Diets (according to the public relations industry and mainstream media) are all about losing weight. Losing weight requires consuming fewer calories. Losing weight according to mainstream propaganda requires eating foods and drinks that are low in calories.

“Lite” foods typically cost the same as regular foods but have fewer calories. Thus in order to get the same amount of calories one must spend more on food when on a diet. This often has a dramatic effect, especially in foods that are otherwise high in fat, which are calorie-rich. Here’s an example of how the scam breaks down:

Old daily diet:
7.6 oz. ground beef – 605 calories – 38g fat – 27 g carb – 35g prot
1 cup yogurt – 260 calories – 6g fat – 46g carb – 6g prot
1 can soda – 151 calories – 0.1g fat – 0g carb – 0g prot
10 oz. ice cream – 381 calories – 39.7g fat – 71.4g carb – 15.9g prot
fruits and vegetables – 200 calories
pasta/rice – 400 calories

New daily diet:
7.6 oz chicken breast – 304 calories – 3.8g fat – 0g carb – 60.8 prot
1 cup non-fat yogurt – 140 calories – 0g fat – 22g carb – 10g prot
1 can diet soda – 0 calories – 0g fat – 0g carb – 0g prot
10 oz. no-fat ice cream – 120 calories – 0g fat – 28g carb – 2g prot
fruits and vegetables – 200 calories
pasta/rice – 400 calories

These diets have roughly the same cost (the “healthy” diet may be a bit more expensive) but have vast differences in calorie in-take. The former diet is 1997 calories, about the recommended adult in-take. The latter diet is 1164 calories, a bit over half of what an adult needs to sustain his or her body. So what happens is that the person makes the diet change, realizes he needs to eat more food, then he spends more money to make up the calories he lost from the diet switch. Not only money but also time becomes an issue, as healthy eaters spend a lot more time eating because they are literally eating much more food, since the food they eat has far fewer calories per gram and per serving.
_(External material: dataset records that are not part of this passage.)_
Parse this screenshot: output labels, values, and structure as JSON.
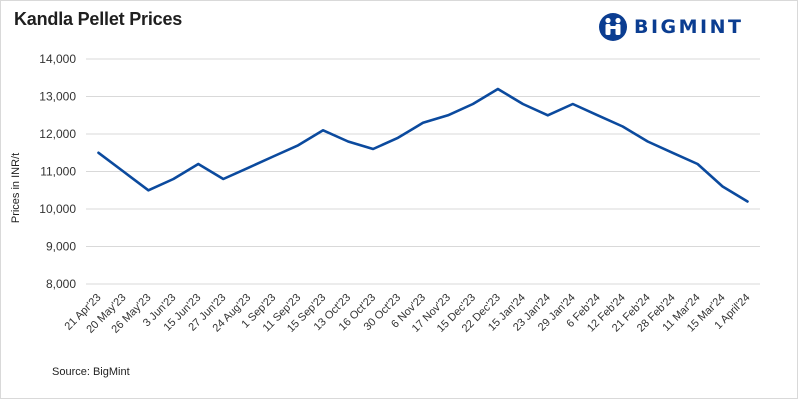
{
  "header": {
    "title": "Kandla Pellet Prices",
    "logo_text": "BIGMINT",
    "logo_color": "#0b3d91"
  },
  "footer": {
    "source": "Source: BigMint"
  },
  "chart_data": {
    "type": "line",
    "title": "Kandla Pellet Prices",
    "xlabel": "",
    "ylabel": "Prices in INR/t",
    "ylim": [
      8000,
      14000
    ],
    "yticks": [
      8000,
      9000,
      10000,
      11000,
      12000,
      13000,
      14000
    ],
    "ytick_labels": [
      "8,000",
      "9,000",
      "10,000",
      "11,000",
      "12,000",
      "13,000",
      "14,000"
    ],
    "grid": true,
    "legend": "none",
    "line_color": "#0b4a9e",
    "categories": [
      "21 Apr'23",
      "20 May'23",
      "26 May'23",
      "3 Jun'23",
      "15 Jun'23",
      "27 Jun'23",
      "24 Aug'23",
      "1 Sep'23",
      "11 Sep'23",
      "15 Sep'23",
      "13 Oct'23",
      "16 Oct'23",
      "30 Oct'23",
      "6 Nov'23",
      "17 Nov'23",
      "15 Dec'23",
      "22 Dec'23",
      "15 Jan'24",
      "23 Jan'24",
      "29 Jan'24",
      "6 Feb'24",
      "12 Feb'24",
      "21 Feb'24",
      "28 Feb'24",
      "11 Mar'24",
      "15 Mar'24",
      "1 April'24"
    ],
    "series": [
      {
        "values": [
          11500,
          11000,
          10500,
          10800,
          11200,
          10800,
          11100,
          11400,
          11700,
          12100,
          11800,
          11600,
          11900,
          12300,
          12500,
          12800,
          13200,
          12800,
          12500,
          12800,
          12500,
          12200,
          11800,
          11500,
          11200,
          10600,
          10200
        ]
      }
    ]
  }
}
While this is a clear scam I often wonder about the Atkins diet. Protein is much more expensive per calorie than either fat or carbohydrates, regardless of the source. Carbohydrates are the cheapest source of calories which is why so much of the world consumes so many carbohydrates. I find it curious that Atkins emerged in popularity almost overnight and while the meat industry was “under siege” from environmentalists. The mainstream media was pushing the Atkins diet to an unbelievable extent, never a good sign.

The scam has a secondary function – to enhance the reputation of the companies that produce this food. So not only are they getting people to spend more on food they can claim to be providing consumers the service of “healthier” food.

In terms of wealthy people who have the time necessary to spend much more of it eating, it’s a good idea to eat healthy. But I also find it quite curious that poor Americans are so often criticized for an unhealthy diet when they literally cannot afford to eat healthy, either in money or in time. If America was serious about good health, all Americans would have their diets fully subsidized.

It’s amazing how different America looks when one opens up the hood and tinkers with the parts.